Tuesday, March 16, 2010

What Happened To The White Picket Fence?

In the American Consumer Republic, the Xavier University for Politics and the American Dream's first national survey of the Dream found that the alleged sanctity of home ownership may be the creation of advertisers and the realtor lobby.

This shift in the "ownership society" mentality may or may not be permanent, but for now and probably for years to come, it's likely to be bad for real estate developers, agents, home builders,, building materials, furniture and appliance manufacturers.

Only 6% of Survey respondents made home ownership their first choice when asked: "what comes to mind --- not in terms of what anyone else believes the dream is --- but in terms of what you think the American Dream is." (Another 7% made it their second choice.)

"Opportunity" was the first choice of 21% and for 14% it was the second choice. Not far behind were "freedom" and "family." (Of course there is nothing particularly "American" about "family." )

On the housing market front, lenders are finding that the social stigma of walking away from mortgage obligations is becoming culturally acceptable and seen as smart in some cases. This moral elasticity would have mortified home owners in the past. Part of "making it" was not just owning a home, but also being able to afford it.

As market watchers wait for housing numbers to improve to the peak levels 0f 2005, as if it were inevitably only a matter of time, someone should tell them that they have a better chance of Godot stopping by for dinner.

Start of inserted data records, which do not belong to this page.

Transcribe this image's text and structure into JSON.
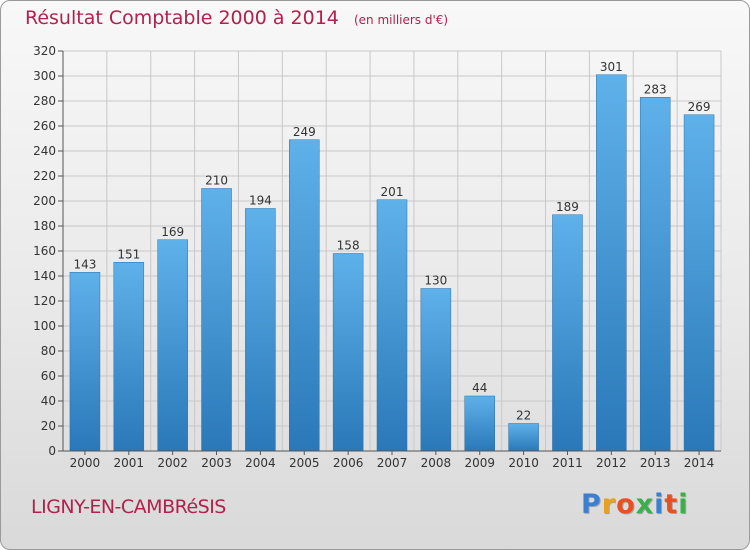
{
  "header": {
    "title": "Résultat Comptable 2000 à 2014",
    "subtitle": "(en milliers d'€)"
  },
  "footer": {
    "commune": "LIGNY-EN-CAMBRéSIS",
    "logo_text": "Proxiti",
    "logo_colors": [
      "#3a7fd0",
      "#e8a020",
      "#e85020",
      "#3ab04a",
      "#3a7fd0",
      "#e85020",
      "#3ab04a"
    ]
  },
  "colors": {
    "title": "#b0224d",
    "bar_top": "#5fb1ea",
    "bar_bottom": "#2a78b8",
    "grid": "#c8c8c8",
    "axis_text": "#333333"
  },
  "chart_data": {
    "type": "bar",
    "title": "Résultat Comptable 2000 à 2014",
    "subtitle": "(en milliers d'€)",
    "categories": [
      "2000",
      "2001",
      "2002",
      "2003",
      "2004",
      "2005",
      "2006",
      "2007",
      "2008",
      "2009",
      "2010",
      "2011",
      "2012",
      "2013",
      "2014"
    ],
    "values": [
      143,
      151,
      169,
      210,
      194,
      249,
      158,
      201,
      130,
      44,
      22,
      189,
      301,
      283,
      269
    ],
    "ylim": [
      0,
      320
    ],
    "yticks": [
      0,
      20,
      40,
      60,
      80,
      100,
      120,
      140,
      160,
      180,
      200,
      220,
      240,
      260,
      280,
      300,
      320
    ],
    "grid": true,
    "xlabel": "",
    "ylabel": ""
  }
}
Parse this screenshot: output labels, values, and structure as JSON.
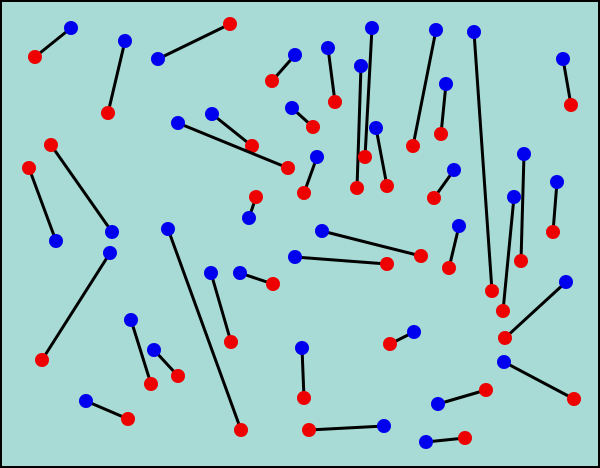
{
  "board": {
    "background": "#a8dbd5",
    "border_color": "#000000",
    "blue_color": "#0000ee",
    "red_color": "#ee0000",
    "line_color": "#000000"
  },
  "segments": [
    {
      "blue": [
        71,
        28
      ],
      "red": [
        35,
        57
      ]
    },
    {
      "blue": [
        125,
        41
      ],
      "red": [
        108,
        113
      ]
    },
    {
      "blue": [
        158,
        59
      ],
      "red": [
        230,
        24
      ]
    },
    {
      "blue": [
        295,
        55
      ],
      "red": [
        272,
        81
      ]
    },
    {
      "blue": [
        328,
        48
      ],
      "red": [
        335,
        102
      ]
    },
    {
      "blue": [
        361,
        66
      ],
      "red": [
        357,
        188
      ]
    },
    {
      "blue": [
        372,
        28
      ],
      "red": [
        365,
        157
      ]
    },
    {
      "blue": [
        436,
        30
      ],
      "red": [
        413,
        146
      ]
    },
    {
      "blue": [
        474,
        32
      ],
      "red": [
        492,
        291
      ]
    },
    {
      "blue": [
        446,
        84
      ],
      "red": [
        441,
        134
      ]
    },
    {
      "blue": [
        563,
        59
      ],
      "red": [
        571,
        105
      ]
    },
    {
      "blue": [
        292,
        108
      ],
      "red": [
        313,
        127
      ]
    },
    {
      "blue": [
        212,
        114
      ],
      "red": [
        252,
        146
      ]
    },
    {
      "blue": [
        178,
        123
      ],
      "red": [
        288,
        168
      ]
    },
    {
      "blue": [
        376,
        128
      ],
      "red": [
        387,
        186
      ]
    },
    {
      "blue": [
        317,
        157
      ],
      "red": [
        304,
        193
      ]
    },
    {
      "blue": [
        454,
        170
      ],
      "red": [
        434,
        198
      ]
    },
    {
      "blue": [
        524,
        154
      ],
      "red": [
        521,
        261
      ]
    },
    {
      "blue": [
        514,
        197
      ],
      "red": [
        503,
        311
      ]
    },
    {
      "blue": [
        557,
        182
      ],
      "red": [
        553,
        232
      ]
    },
    {
      "blue": [
        249,
        218
      ],
      "red": [
        256,
        197
      ]
    },
    {
      "blue": [
        56,
        241
      ],
      "red": [
        29,
        168
      ]
    },
    {
      "blue": [
        112,
        232
      ],
      "red": [
        51,
        145
      ]
    },
    {
      "blue": [
        168,
        229
      ],
      "red": [
        241,
        430
      ]
    },
    {
      "blue": [
        322,
        231
      ],
      "red": [
        421,
        256
      ]
    },
    {
      "blue": [
        295,
        257
      ],
      "red": [
        387,
        264
      ]
    },
    {
      "blue": [
        459,
        226
      ],
      "red": [
        449,
        268
      ]
    },
    {
      "blue": [
        110,
        253
      ],
      "red": [
        42,
        360
      ]
    },
    {
      "blue": [
        211,
        273
      ],
      "red": [
        231,
        342
      ]
    },
    {
      "blue": [
        240,
        273
      ],
      "red": [
        273,
        284
      ]
    },
    {
      "blue": [
        566,
        282
      ],
      "red": [
        505,
        338
      ]
    },
    {
      "blue": [
        131,
        320
      ],
      "red": [
        151,
        384
      ]
    },
    {
      "blue": [
        154,
        350
      ],
      "red": [
        178,
        376
      ]
    },
    {
      "blue": [
        302,
        348
      ],
      "red": [
        304,
        398
      ]
    },
    {
      "blue": [
        414,
        332
      ],
      "red": [
        390,
        344
      ]
    },
    {
      "blue": [
        504,
        362
      ],
      "red": [
        574,
        399
      ]
    },
    {
      "blue": [
        86,
        401
      ],
      "red": [
        128,
        419
      ]
    },
    {
      "blue": [
        438,
        404
      ],
      "red": [
        486,
        390
      ]
    },
    {
      "blue": [
        384,
        426
      ],
      "red": [
        309,
        430
      ]
    },
    {
      "blue": [
        426,
        442
      ],
      "red": [
        465,
        438
      ]
    }
  ]
}
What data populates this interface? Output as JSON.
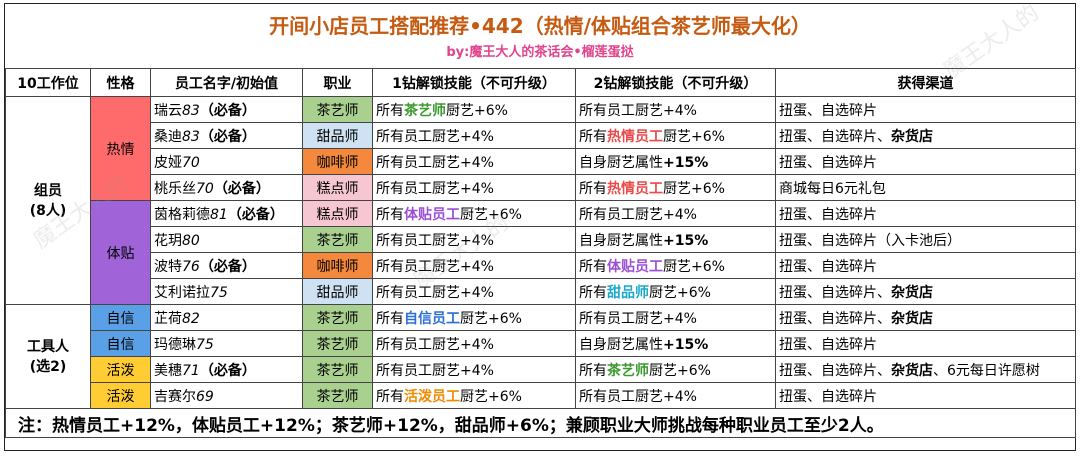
{
  "title": "开间小店员工搭配推荐•442（热情/体贴组合茶艺师最大化）",
  "subtitle": "by:魔王大人的茶话会•榴莲蛋挞",
  "watermark": "魔王大人的",
  "headers": [
    "10工作位",
    "性格",
    "员工名字/初始值",
    "职业",
    "1钻解锁技能（不可升级）",
    "2钻解锁技能（不可升级）",
    "获得渠道"
  ],
  "groups": {
    "members": "组员\n(8人)",
    "tools": "工具人\n(选2)"
  },
  "traits": {
    "hot": "热情",
    "warm": "体贴",
    "conf": "自信",
    "live": "活泼"
  },
  "rows": [
    {
      "name": "瑞云",
      "val": "83",
      "req": "（必备）",
      "job": "茶艺师",
      "s1a": "所有",
      "s1b": "茶艺师",
      "s1c": "厨艺+6%",
      "s2a": "所有员工厨艺+4%",
      "s2b": "",
      "s2c": "",
      "ch1": "扭蛋、自选碎片",
      "ch2": ""
    },
    {
      "name": "桑迪",
      "val": "83",
      "req": "（必备）",
      "job": "甜品师",
      "s1a": "所有员工厨艺+4%",
      "s1b": "",
      "s1c": "",
      "s2a": "所有",
      "s2b": "热情员工",
      "s2c": "厨艺+6%",
      "ch1": "扭蛋、自选碎片、",
      "ch2": "杂货店"
    },
    {
      "name": "皮娅",
      "val": "70",
      "req": "",
      "job": "咖啡师",
      "s1a": "所有员工厨艺+4%",
      "s1b": "",
      "s1c": "",
      "s2a": "自身厨艺属性",
      "s2b": "+15%",
      "s2c": "",
      "ch1": "扭蛋、自选碎片",
      "ch2": ""
    },
    {
      "name": "桃乐丝",
      "val": "70",
      "req": "（必备）",
      "job": "糕点师",
      "s1a": "所有员工厨艺+4%",
      "s1b": "",
      "s1c": "",
      "s2a": "所有",
      "s2b": "热情员工",
      "s2c": "厨艺+6%",
      "ch1": "商城每日6元礼包",
      "ch2": ""
    },
    {
      "name": "茵格莉德",
      "val": "81",
      "req": "（必备）",
      "job": "糕点师",
      "s1a": "所有",
      "s1b": "体贴员工",
      "s1c": "厨艺+6%",
      "s2a": "所有员工厨艺+4%",
      "s2b": "",
      "s2c": "",
      "ch1": "扭蛋、自选碎片",
      "ch2": ""
    },
    {
      "name": "花玥",
      "val": "80",
      "req": "",
      "job": "茶艺师",
      "s1a": "所有员工厨艺+4%",
      "s1b": "",
      "s1c": "",
      "s2a": "自身厨艺属性",
      "s2b": "+15%",
      "s2c": "",
      "ch1": "扭蛋、自选碎片（入卡池后）",
      "ch2": ""
    },
    {
      "name": "波特",
      "val": "76",
      "req": "（必备）",
      "job": "咖啡师",
      "s1a": "所有员工厨艺+4%",
      "s1b": "",
      "s1c": "",
      "s2a": "所有",
      "s2b": "体贴员工",
      "s2c": "厨艺+6%",
      "ch1": "扭蛋、自选碎片",
      "ch2": ""
    },
    {
      "name": "艾利诺拉",
      "val": "75",
      "req": "",
      "job": "甜品师",
      "s1a": "所有员工厨艺+4%",
      "s1b": "",
      "s1c": "",
      "s2a": "所有",
      "s2b": "甜品师",
      "s2c": "厨艺+6%",
      "ch1": "扭蛋、自选碎片、",
      "ch2": "杂货店"
    },
    {
      "name": "芷荷",
      "val": "82",
      "req": "",
      "job": "茶艺师",
      "s1a": "所有",
      "s1b": "自信员工",
      "s1c": "厨艺+6%",
      "s2a": "所有员工厨艺+4%",
      "s2b": "",
      "s2c": "",
      "ch1": "扭蛋、自选碎片、",
      "ch2": "杂货店"
    },
    {
      "name": "玛德琳",
      "val": "75",
      "req": "",
      "job": "茶艺师",
      "s1a": "所有员工厨艺+4%",
      "s1b": "",
      "s1c": "",
      "s2a": "自身厨艺属性",
      "s2b": "+15%",
      "s2c": "",
      "ch1": "扭蛋、自选碎片",
      "ch2": ""
    },
    {
      "name": "美穗",
      "val": "71",
      "req": "（必备）",
      "job": "茶艺师",
      "s1a": "所有员工厨艺+4%",
      "s1b": "",
      "s1c": "",
      "s2a": "所有",
      "s2b": "茶艺师",
      "s2c": "厨艺+6%",
      "ch1": "扭蛋、自选碎片、",
      "ch2": "杂货店",
      "ch3": "、6元每日许愿树"
    },
    {
      "name": "吉赛尔",
      "val": "69",
      "req": "",
      "job": "茶艺师",
      "s1a": "所有",
      "s1b": "活泼员工",
      "s1c": "厨艺+6%",
      "s2a": "所有员工厨艺+4%",
      "s2b": "",
      "s2c": "",
      "ch1": "扭蛋、自选碎片",
      "ch2": ""
    }
  ],
  "note": "注：热情员工+12%，体贴员工+12%；茶艺师+12%，甜品师+6%；兼顾职业大师挑战每种职业员工至少2人。",
  "colors": {
    "title": "#c55a11",
    "subtitle": "#e0448c",
    "hot": "#ff6b6b",
    "warm": "#a064d8",
    "conf": "#5aa0e6",
    "live": "#ffcc33"
  }
}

To hear the gurus talk about the housing market and new construction gives the impression that the housing industry exists to create jobs and economic activity --- not houses. But this isn't a "build it and they will come proposition." Take a tour of Tokyo and see the number of buildings and other projects constructed unnecessarily that now remain virtually empty. It's reminiscent of old Soviet bloc make-work projects where the fruit of labor is being busy, not being productive economically or otherwise.

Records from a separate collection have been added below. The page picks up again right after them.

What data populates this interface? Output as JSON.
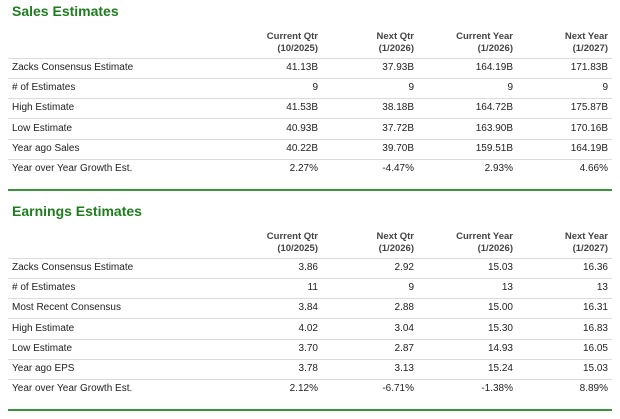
{
  "sections": [
    {
      "title": "Sales Estimates",
      "headers": [
        {
          "label": "Current Qtr",
          "period": "(10/2025)"
        },
        {
          "label": "Next Qtr",
          "period": "(1/2026)"
        },
        {
          "label": "Current Year",
          "period": "(1/2026)"
        },
        {
          "label": "Next Year",
          "period": "(1/2027)"
        }
      ],
      "rows": [
        [
          "Zacks Consensus Estimate",
          "41.13B",
          "37.93B",
          "164.19B",
          "171.83B"
        ],
        [
          "# of Estimates",
          "9",
          "9",
          "9",
          "9"
        ],
        [
          "High Estimate",
          "41.53B",
          "38.18B",
          "164.72B",
          "175.87B"
        ],
        [
          "Low Estimate",
          "40.93B",
          "37.72B",
          "163.90B",
          "170.16B"
        ],
        [
          "Year ago Sales",
          "40.22B",
          "39.70B",
          "159.51B",
          "164.19B"
        ],
        [
          "Year over Year Growth Est.",
          "2.27%",
          "-4.47%",
          "2.93%",
          "4.66%"
        ]
      ]
    },
    {
      "title": "Earnings Estimates",
      "headers": [
        {
          "label": "Current Qtr",
          "period": "(10/2025)"
        },
        {
          "label": "Next Qtr",
          "period": "(1/2026)"
        },
        {
          "label": "Current Year",
          "period": "(1/2026)"
        },
        {
          "label": "Next Year",
          "period": "(1/2027)"
        }
      ],
      "rows": [
        [
          "Zacks Consensus Estimate",
          "3.86",
          "2.92",
          "15.03",
          "16.36"
        ],
        [
          "# of Estimates",
          "11",
          "9",
          "13",
          "13"
        ],
        [
          "Most Recent Consensus",
          "3.84",
          "2.88",
          "15.00",
          "16.31"
        ],
        [
          "High Estimate",
          "4.02",
          "3.04",
          "15.30",
          "16.83"
        ],
        [
          "Low Estimate",
          "3.70",
          "2.87",
          "14.93",
          "16.05"
        ],
        [
          "Year ago EPS",
          "3.78",
          "3.13",
          "15.24",
          "15.03"
        ],
        [
          "Year over Year Growth Est.",
          "2.12%",
          "-6.71%",
          "-1.38%",
          "8.89%"
        ]
      ]
    }
  ]
}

Corroborating the Dream Survey, a recent article in US News, "Surviving the American Makeover," notes that:

"America's consumer industrial complex has an arsenal of tools for prying money out of consumers. But they're based on the dated premise that material stuff represents success."

Undeniably, advertising has influenced American Dream folklore and helped fashion the American tableaux in its clients' images. But the chances of an unvarnished assessment of the Dream is greatest in bad times like ours -- when people are most skeptical about the re-castings advertising makes possible.

In these tough economic times, the Survey catches the perceived value of hard work at its peak because the rewards for it are directly connected to accomplishment and not luck or social position as they seem to be in our gilded ages.

Sometimes advertisers seem angry at consumers for not spending in tough times. During the Depression, the consumer was portrayed as tight-fisted because of "unwarranted fear" or weakness rather than as unemployed or impoverished. Allstate uses a softened version of this today by appropriating FDR's "nothing to fear but fear itself" speech which is an indirect way of blaming the consumer for not spending -- as if the only constraints to a booming economy were psychological.

In the Survey, the expression of concern about the recession and jobs was strong but not in connection with the Dream, as only 8% thought it was important to the dream.

That's because it is not a dream to have a good job in America. It's an assumption --- upon which the launch of a personal Dream is predicated.

Hope for Dream attainment is declining along with America's view of political and corporate leadership.

On the plus side, Americans are realizing that there's more to the Dream than stuff.